# Frogs & Toads > Mantella & Other Mantellidae > General Discussion >  Mantella - What species do you keep within the genus? :)

## Joshua Ralph

Hi everyone  :Smile:  

Thought I would post this up, as I am interested to find out how popular _Mantella_ are in captivity!  :Smile:  

Currently keep 8 species of _Mantella_ which include the following; 

1.1.20 Golden Mantella (_Mantella aurantiaca_)
2.2.0 Brown Leaf Mantella (_Mantella betsileo_)
1.3.0 Guibes Mantella (_Mantella nigricans_)
1.1.0 Blue-Legged Mantella (_Mantella expectata_)
1.2.0 Madagascan Mantella (_Mantella Madagascarensis_)
1.2.0 Yellow Mantella (_Mantella crocea_)
1.2.5 Green Mantella (_Mantella viridis_)
1.0.0 Arboreal Mantella (_Mantella laevigata_) - which I got a short while ago.

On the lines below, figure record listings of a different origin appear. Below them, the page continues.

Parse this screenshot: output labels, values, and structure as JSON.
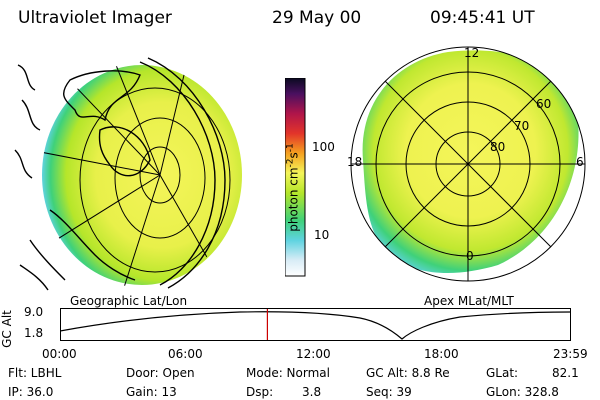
{
  "header": {
    "title": "Ultraviolet Imager",
    "date": "29 May 00",
    "time": "09:45:41 UT"
  },
  "maps": {
    "left_label": "Geographic Lat/Lon",
    "right_label": "Apex MLat/MLT",
    "mlt_labels": [
      "12",
      "18",
      "6",
      "0"
    ],
    "mlat_labels": [
      "60",
      "70",
      "80"
    ]
  },
  "colorbar": {
    "label_main": "photon cm",
    "label_sup1": "-2",
    "label_s": "s",
    "label_sup2": "-1",
    "tick_100": "100",
    "tick_10": "10"
  },
  "timeline": {
    "ylabel": "GC Alt",
    "y_ticks": [
      "9.0",
      "1.8"
    ],
    "x_ticks": [
      "00:00",
      "06:00",
      "12:00",
      "18:00",
      "23:59"
    ],
    "marker_time": "09:45:41",
    "marker_color": "#cc0000"
  },
  "info": {
    "flt": "Flt: LBHL",
    "ip": "IP: 36.0",
    "door": "Door: Open",
    "gain": "Gain: 13",
    "mode": "Mode: Normal",
    "dsp_label": "Dsp:",
    "dsp_value": "3.8",
    "gcalt": "GC Alt: 8.8 Re",
    "seq": "Seq: 39",
    "glat": "GLat:",
    "glat_value": "82.1",
    "glon": "GLon: 328.8"
  }
}
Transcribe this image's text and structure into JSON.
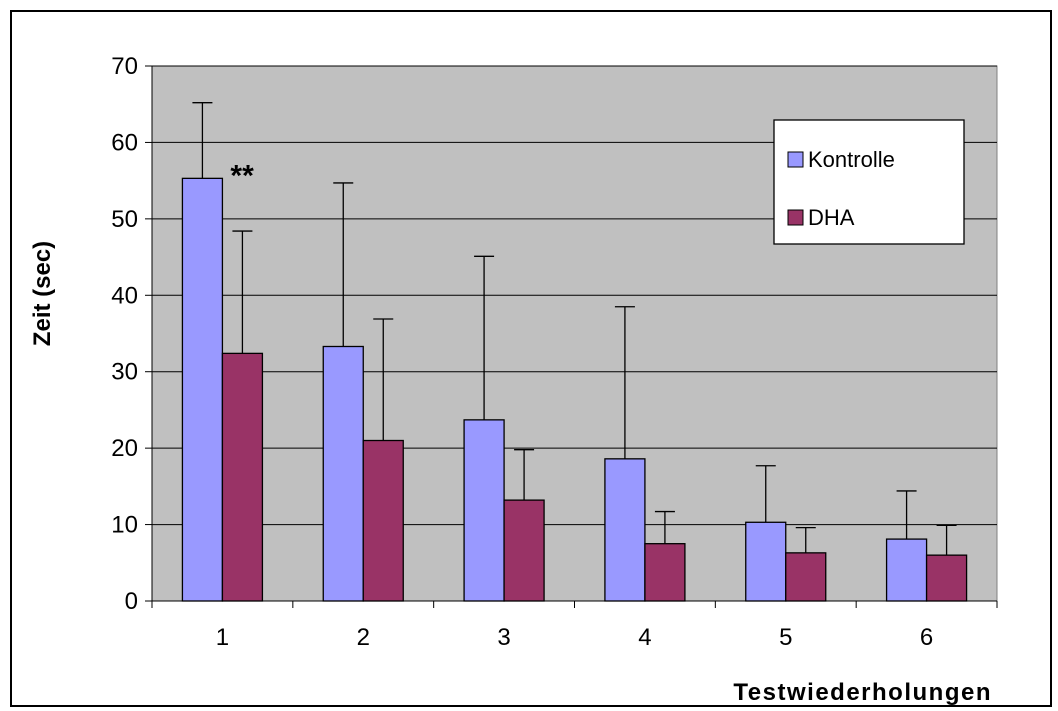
{
  "chart_data": {
    "type": "bar",
    "title": "",
    "xlabel": "Testwiederholungen",
    "ylabel": "Zeit (sec)",
    "categories": [
      "1",
      "2",
      "3",
      "4",
      "5",
      "6"
    ],
    "ylim": [
      0,
      70
    ],
    "yticks": [
      0,
      10,
      20,
      30,
      40,
      50,
      60,
      70
    ],
    "grid": true,
    "legend_position": "top-right",
    "series": [
      {
        "name": "Kontrolle",
        "color": "#9999ff",
        "values": [
          55.3,
          33.3,
          23.7,
          18.6,
          10.3,
          8.1
        ],
        "error_upper": [
          65.2,
          54.7,
          45.1,
          38.5,
          17.7,
          14.4
        ]
      },
      {
        "name": "DHA",
        "color": "#993366",
        "values": [
          32.4,
          21.0,
          13.2,
          7.5,
          6.3,
          6.0
        ],
        "error_upper": [
          48.4,
          36.9,
          19.8,
          11.7,
          9.6,
          9.9
        ]
      }
    ],
    "annotations": [
      {
        "text": "**",
        "category": "1",
        "y": 57
      }
    ],
    "plot_background": "#c0c0c0"
  }
}
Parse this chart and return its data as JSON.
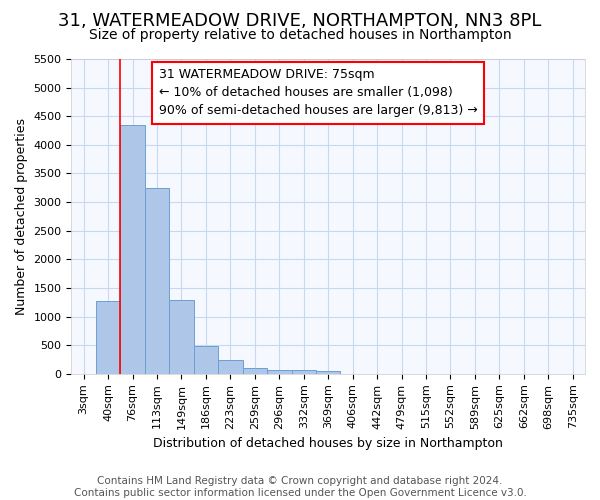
{
  "title": "31, WATERMEADOW DRIVE, NORTHAMPTON, NN3 8PL",
  "subtitle": "Size of property relative to detached houses in Northampton",
  "xlabel": "Distribution of detached houses by size in Northampton",
  "ylabel": "Number of detached properties",
  "footer_line1": "Contains HM Land Registry data © Crown copyright and database right 2024.",
  "footer_line2": "Contains public sector information licensed under the Open Government Licence v3.0.",
  "annotation_line1": "31 WATERMEADOW DRIVE: 75sqm",
  "annotation_line2": "← 10% of detached houses are smaller (1,098)",
  "annotation_line3": "90% of semi-detached houses are larger (9,813) →",
  "categories": [
    "3sqm",
    "40sqm",
    "76sqm",
    "113sqm",
    "149sqm",
    "186sqm",
    "223sqm",
    "259sqm",
    "296sqm",
    "332sqm",
    "369sqm",
    "406sqm",
    "442sqm",
    "479sqm",
    "515sqm",
    "552sqm",
    "589sqm",
    "625sqm",
    "662sqm",
    "698sqm",
    "735sqm"
  ],
  "values": [
    0,
    1280,
    4350,
    3250,
    1290,
    490,
    240,
    100,
    70,
    60,
    55,
    0,
    0,
    0,
    0,
    0,
    0,
    0,
    0,
    0,
    0
  ],
  "bar_color": "#aec6e8",
  "bar_edge_color": "#6b9fd4",
  "red_line_index": 2,
  "ylim": [
    0,
    5500
  ],
  "yticks": [
    0,
    500,
    1000,
    1500,
    2000,
    2500,
    3000,
    3500,
    4000,
    4500,
    5000,
    5500
  ],
  "bg_color": "#ffffff",
  "plot_bg_color": "#f5f8ff",
  "grid_color": "#c8d8ee",
  "title_fontsize": 13,
  "subtitle_fontsize": 10,
  "axis_label_fontsize": 9,
  "tick_fontsize": 8,
  "footer_fontsize": 7.5,
  "annotation_fontsize": 9
}
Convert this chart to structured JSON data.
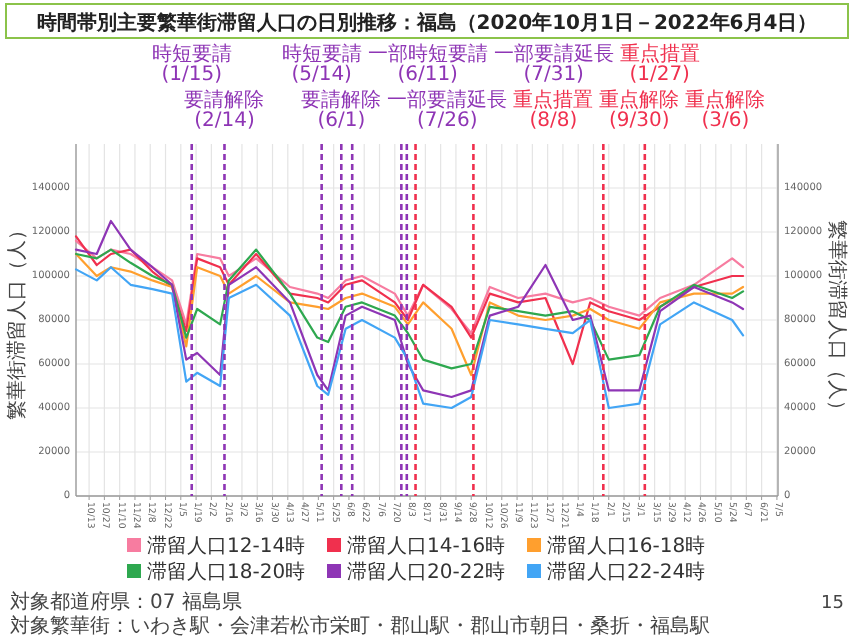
{
  "chart_data": {
    "type": "line",
    "title": "時間帯別主要繁華街滞留人口の日別推移：福島（2020年10月1日－2022年6月4日）",
    "ylabel": "繁華街滞留人口（人）",
    "y2label": "繁華街滞留人口（人）",
    "x": [
      "2020-10-01",
      "2020-10-20",
      "2020-11-02",
      "2020-11-20",
      "2020-12-10",
      "2020-12-28",
      "2021-01-10",
      "2021-01-20",
      "2021-02-10",
      "2021-02-18",
      "2021-03-15",
      "2021-04-15",
      "2021-05-10",
      "2021-05-20",
      "2021-06-05",
      "2021-06-20",
      "2021-07-20",
      "2021-08-01",
      "2021-08-15",
      "2021-09-10",
      "2021-09-28",
      "2021-10-15",
      "2021-11-10",
      "2021-12-05",
      "2021-12-30",
      "2022-01-15",
      "2022-02-01",
      "2022-03-01",
      "2022-03-20",
      "2022-04-20",
      "2022-05-25",
      "2022-06-04"
    ],
    "series": [
      {
        "name": "滞留人口12-14時",
        "color": "#f77ca0",
        "values": [
          116000,
          108000,
          112000,
          110000,
          104000,
          98000,
          78000,
          110000,
          108000,
          100000,
          108000,
          95000,
          92000,
          90000,
          98000,
          100000,
          92000,
          82000,
          96000,
          85000,
          74000,
          95000,
          90000,
          92000,
          88000,
          90000,
          86000,
          82000,
          90000,
          96000,
          108000,
          104000
        ]
      },
      {
        "name": "滞留人口14-16時",
        "color": "#f0304e",
        "values": [
          118000,
          105000,
          110000,
          112000,
          102000,
          95000,
          75000,
          108000,
          104000,
          96000,
          110000,
          92000,
          90000,
          88000,
          96000,
          98000,
          88000,
          80000,
          96000,
          86000,
          72000,
          92000,
          88000,
          90000,
          60000,
          88000,
          84000,
          80000,
          86000,
          95000,
          100000,
          100000
        ]
      },
      {
        "name": "滞留人口16-18時",
        "color": "#ff9f2e",
        "values": [
          110000,
          100000,
          104000,
          102000,
          98000,
          95000,
          68000,
          104000,
          100000,
          92000,
          100000,
          88000,
          86000,
          85000,
          90000,
          92000,
          86000,
          78000,
          88000,
          76000,
          55000,
          88000,
          82000,
          80000,
          82000,
          85000,
          80000,
          76000,
          88000,
          92000,
          92000,
          95000
        ]
      },
      {
        "name": "滞留人口18-20時",
        "color": "#2ea84f",
        "values": [
          110000,
          108000,
          112000,
          106000,
          100000,
          96000,
          72000,
          85000,
          78000,
          98000,
          112000,
          92000,
          72000,
          70000,
          86000,
          88000,
          82000,
          74000,
          62000,
          58000,
          60000,
          86000,
          84000,
          82000,
          84000,
          80000,
          62000,
          64000,
          86000,
          96000,
          90000,
          93000
        ]
      },
      {
        "name": "滞留人口20-22時",
        "color": "#8e35b5",
        "values": [
          112000,
          110000,
          125000,
          112000,
          104000,
          96000,
          62000,
          65000,
          55000,
          96000,
          104000,
          88000,
          55000,
          48000,
          82000,
          86000,
          80000,
          60000,
          48000,
          45000,
          48000,
          82000,
          86000,
          105000,
          80000,
          82000,
          48000,
          48000,
          84000,
          95000,
          88000,
          85000
        ]
      },
      {
        "name": "滞留人口22-24時",
        "color": "#42a5f5",
        "values": [
          103000,
          98000,
          104000,
          96000,
          94000,
          92000,
          52000,
          56000,
          50000,
          90000,
          96000,
          82000,
          50000,
          46000,
          76000,
          80000,
          72000,
          62000,
          42000,
          40000,
          45000,
          80000,
          78000,
          76000,
          74000,
          80000,
          40000,
          42000,
          78000,
          88000,
          80000,
          73000
        ]
      }
    ],
    "xlim": [
      "2020-10-01",
      "2022-07-06"
    ],
    "xticks": [
      {
        "value": "2020-10-13",
        "label": "10/13"
      },
      {
        "value": "2020-10-27",
        "label": "10/27"
      },
      {
        "value": "2020-11-10",
        "label": "11/10"
      },
      {
        "value": "2020-11-24",
        "label": "11/24"
      },
      {
        "value": "2020-12-08",
        "label": "12/8"
      },
      {
        "value": "2020-12-22",
        "label": "12/22"
      },
      {
        "value": "2021-01-05",
        "label": "1/5"
      },
      {
        "value": "2021-01-19",
        "label": "1/19"
      },
      {
        "value": "2021-02-02",
        "label": "2/2"
      },
      {
        "value": "2021-02-16",
        "label": "2/16"
      },
      {
        "value": "2021-03-02",
        "label": "3/2"
      },
      {
        "value": "2021-03-16",
        "label": "3/16"
      },
      {
        "value": "2021-03-30",
        "label": "3/30"
      },
      {
        "value": "2021-04-13",
        "label": "4/13"
      },
      {
        "value": "2021-04-27",
        "label": "4/27"
      },
      {
        "value": "2021-05-11",
        "label": "5/11"
      },
      {
        "value": "2021-05-25",
        "label": "5/25"
      },
      {
        "value": "2021-06-08",
        "label": "6/8"
      },
      {
        "value": "2021-06-22",
        "label": "6/22"
      },
      {
        "value": "2021-07-06",
        "label": "7/6"
      },
      {
        "value": "2021-07-20",
        "label": "7/20"
      },
      {
        "value": "2021-08-03",
        "label": "8/3"
      },
      {
        "value": "2021-08-17",
        "label": "8/17"
      },
      {
        "value": "2021-08-31",
        "label": "8/31"
      },
      {
        "value": "2021-09-14",
        "label": "9/14"
      },
      {
        "value": "2021-09-28",
        "label": "9/28"
      },
      {
        "value": "2021-10-12",
        "label": "10/12"
      },
      {
        "value": "2021-10-26",
        "label": "10/26"
      },
      {
        "value": "2021-11-09",
        "label": "11/9"
      },
      {
        "value": "2021-11-23",
        "label": "11/23"
      },
      {
        "value": "2021-12-07",
        "label": "12/7"
      },
      {
        "value": "2021-12-21",
        "label": "12/21"
      },
      {
        "value": "2022-01-04",
        "label": "1/4"
      },
      {
        "value": "2022-01-18",
        "label": "1/18"
      },
      {
        "value": "2022-02-01",
        "label": "2/1"
      },
      {
        "value": "2022-02-15",
        "label": "2/15"
      },
      {
        "value": "2022-03-01",
        "label": "3/1"
      },
      {
        "value": "2022-03-15",
        "label": "3/15"
      },
      {
        "value": "2022-03-29",
        "label": "3/29"
      },
      {
        "value": "2022-04-12",
        "label": "4/12"
      },
      {
        "value": "2022-04-26",
        "label": "4/26"
      },
      {
        "value": "2022-05-10",
        "label": "5/10"
      },
      {
        "value": "2022-05-24",
        "label": "5/24"
      },
      {
        "value": "2022-06-07",
        "label": "6/7"
      },
      {
        "value": "2022-06-21",
        "label": "6/21"
      },
      {
        "value": "2022-07-05",
        "label": "7/5"
      }
    ],
    "ylim": [
      0,
      160000
    ],
    "yticks": [
      0,
      20000,
      40000,
      60000,
      80000,
      100000,
      120000,
      140000
    ],
    "y2lim": [
      0,
      160000
    ],
    "y2ticks": [
      0,
      20000,
      40000,
      60000,
      80000,
      100000,
      120000,
      140000
    ],
    "ref_lines": [
      {
        "axis": "x",
        "value": "2021-01-15",
        "label": "時短要請 (1/15)",
        "color": "#8e35b5",
        "line_style": "dashed"
      },
      {
        "axis": "x",
        "value": "2021-02-14",
        "label": "要請解除 (2/14)",
        "color": "#8e35b5",
        "line_style": "dashed"
      },
      {
        "axis": "x",
        "value": "2021-05-14",
        "label": "時短要請 (5/14)",
        "color": "#8e35b5",
        "line_style": "dashed"
      },
      {
        "axis": "x",
        "value": "2021-06-01",
        "label": "要請解除 (6/1)",
        "color": "#8e35b5",
        "line_style": "dashed"
      },
      {
        "axis": "x",
        "value": "2021-06-11",
        "label": "一部時短要請 (6/11)",
        "color": "#8e35b5",
        "line_style": "dashed"
      },
      {
        "axis": "x",
        "value": "2021-07-26",
        "label": "一部要請延長 (7/26)",
        "color": "#8e35b5",
        "line_style": "dashed"
      },
      {
        "axis": "x",
        "value": "2021-07-31",
        "label": "一部要請延長 (7/31)",
        "color": "#8e35b5",
        "line_style": "dashed"
      },
      {
        "axis": "x",
        "value": "2021-08-08",
        "label": "重点措置 (8/8)",
        "color": "#f0304e",
        "line_style": "dashed"
      },
      {
        "axis": "x",
        "value": "2021-09-30",
        "label": "重点解除 (9/30)",
        "color": "#f0304e",
        "line_style": "dashed"
      },
      {
        "axis": "x",
        "value": "2022-01-27",
        "label": "重点措置 (1/27)",
        "color": "#f0304e",
        "line_style": "dashed"
      },
      {
        "axis": "x",
        "value": "2022-03-06",
        "label": "重点解除 (3/6)",
        "color": "#f0304e",
        "line_style": "dashed"
      }
    ],
    "annotations": [
      "対象都道府県：07 福島県",
      "対象繁華街：いわき駅・会津若松市栄町・郡山駅・郡山市朝日・桑折・福島駅",
      "15"
    ],
    "grid": true,
    "legend": "bottom",
    "line_style": "solid",
    "marker": "none"
  }
}
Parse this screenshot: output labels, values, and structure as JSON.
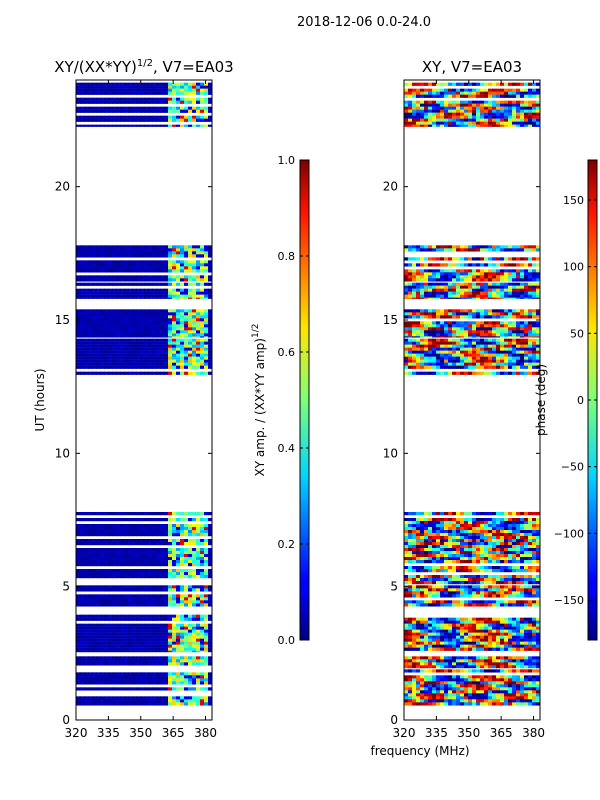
{
  "figure": {
    "suptitle": "2018-12-06 0.0-24.0",
    "shared_xlabel": "frequency (MHz)"
  },
  "chart_data": [
    {
      "type": "heatmap",
      "title": "XY/(XX*YY)",
      "title_sup": "1/2",
      "title_suffix": ", V7=EA03",
      "xlabel": "",
      "ylabel": "UT (hours)",
      "xlim": [
        320,
        383
      ],
      "ylim": [
        0,
        24
      ],
      "xticks": [
        320,
        335,
        350,
        365,
        380
      ],
      "yticks": [
        0,
        5,
        10,
        15,
        20
      ],
      "colormap": "jet",
      "colorbar": {
        "label": "XY amp. / (XX*YY amp)",
        "label_sup": "1/2",
        "vmin": 0.0,
        "vmax": 1.0,
        "ticks": [
          "0.0",
          "0.2",
          "0.4",
          "0.6",
          "0.8",
          "1.0"
        ],
        "tick_values": [
          0.0,
          0.2,
          0.4,
          0.6,
          0.8,
          1.0
        ]
      },
      "data_bands_hours": [
        [
          0.55,
          1.9
        ],
        [
          1.95,
          2.5
        ],
        [
          2.55,
          3.95
        ],
        [
          4.05,
          5.05
        ],
        [
          5.1,
          7.8
        ],
        [
          12.95,
          14.3
        ],
        [
          14.35,
          15.4
        ],
        [
          15.8,
          16.4
        ],
        [
          16.45,
          17.8
        ],
        [
          22.25,
          23.9
        ]
      ],
      "high_amp_freq_range_mhz": [
        362,
        381
      ]
    },
    {
      "type": "heatmap",
      "title": "XY, V7=EA03",
      "xlabel": "frequency (MHz)",
      "ylabel": "",
      "xlim": [
        320,
        383
      ],
      "ylim": [
        0,
        24
      ],
      "xticks": [
        320,
        335,
        350,
        365,
        380
      ],
      "yticks": [
        0,
        5,
        10,
        15,
        20
      ],
      "colormap": "jet",
      "colorbar": {
        "label": "phase (deg)",
        "vmin": -180,
        "vmax": 180,
        "ticks": [
          "150",
          "100",
          "50",
          "0",
          "−50",
          "−100",
          "−150"
        ],
        "tick_values": [
          150,
          100,
          50,
          0,
          -50,
          -100,
          -150
        ]
      },
      "data_bands_hours": [
        [
          0.55,
          1.9
        ],
        [
          1.95,
          2.5
        ],
        [
          2.55,
          3.95
        ],
        [
          4.05,
          5.05
        ],
        [
          5.1,
          7.8
        ],
        [
          12.95,
          14.3
        ],
        [
          14.35,
          15.4
        ],
        [
          15.8,
          16.4
        ],
        [
          16.45,
          17.8
        ],
        [
          22.25,
          23.9
        ]
      ]
    }
  ]
}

I only have one bloodline for most of them except the _M.aurantiaca, M.betsileo_ and _M.viridis_ which all have 2 blood lines. I am looking for more individuals before I breed the others though! 

What species within the _Mantella_ genus do you keep?  :Smile: 

Looking forward to hearing what you keep!!  :Smile:  

Thanks, 

MantellaGuy

----------


## Geo

M. Betsileo as you know lol .... or is it M.Ebanui hahaha. Anyhooo, I presently have 6 individuals that I have 2 confirmed males (calling). One little dude is the most persistent in the calling. The other 4 I assume at present to be female. 4 are around 11 months old and 2 are 1 1/2 years old so I may have mating in a while. All were obtained from the importers Mirdo, one set a little under a year ago and one set from the Understory line that was established 9 years ago and are captive bred. Region of origins for all of them presently unknown (until Mirdo reveals where they obtain them). I am considering getting another mantella species. I have a large vertical terrarium free so looking for more of a arboreal rather than terrestrial.

----------


## Carlos

Don't keep any yet; but hope that will change by next year.  From your list, my favorites are _Mantella aurantiaca,_ _Mantella expectata, and Mantella Madagascarensis_  :Smile:  .

----------


## bill

i was keeping M. Baroni and M. Betsileo, but since i had housing issues and let a friend of mine care for them, i now only have M.Betsileo.

----------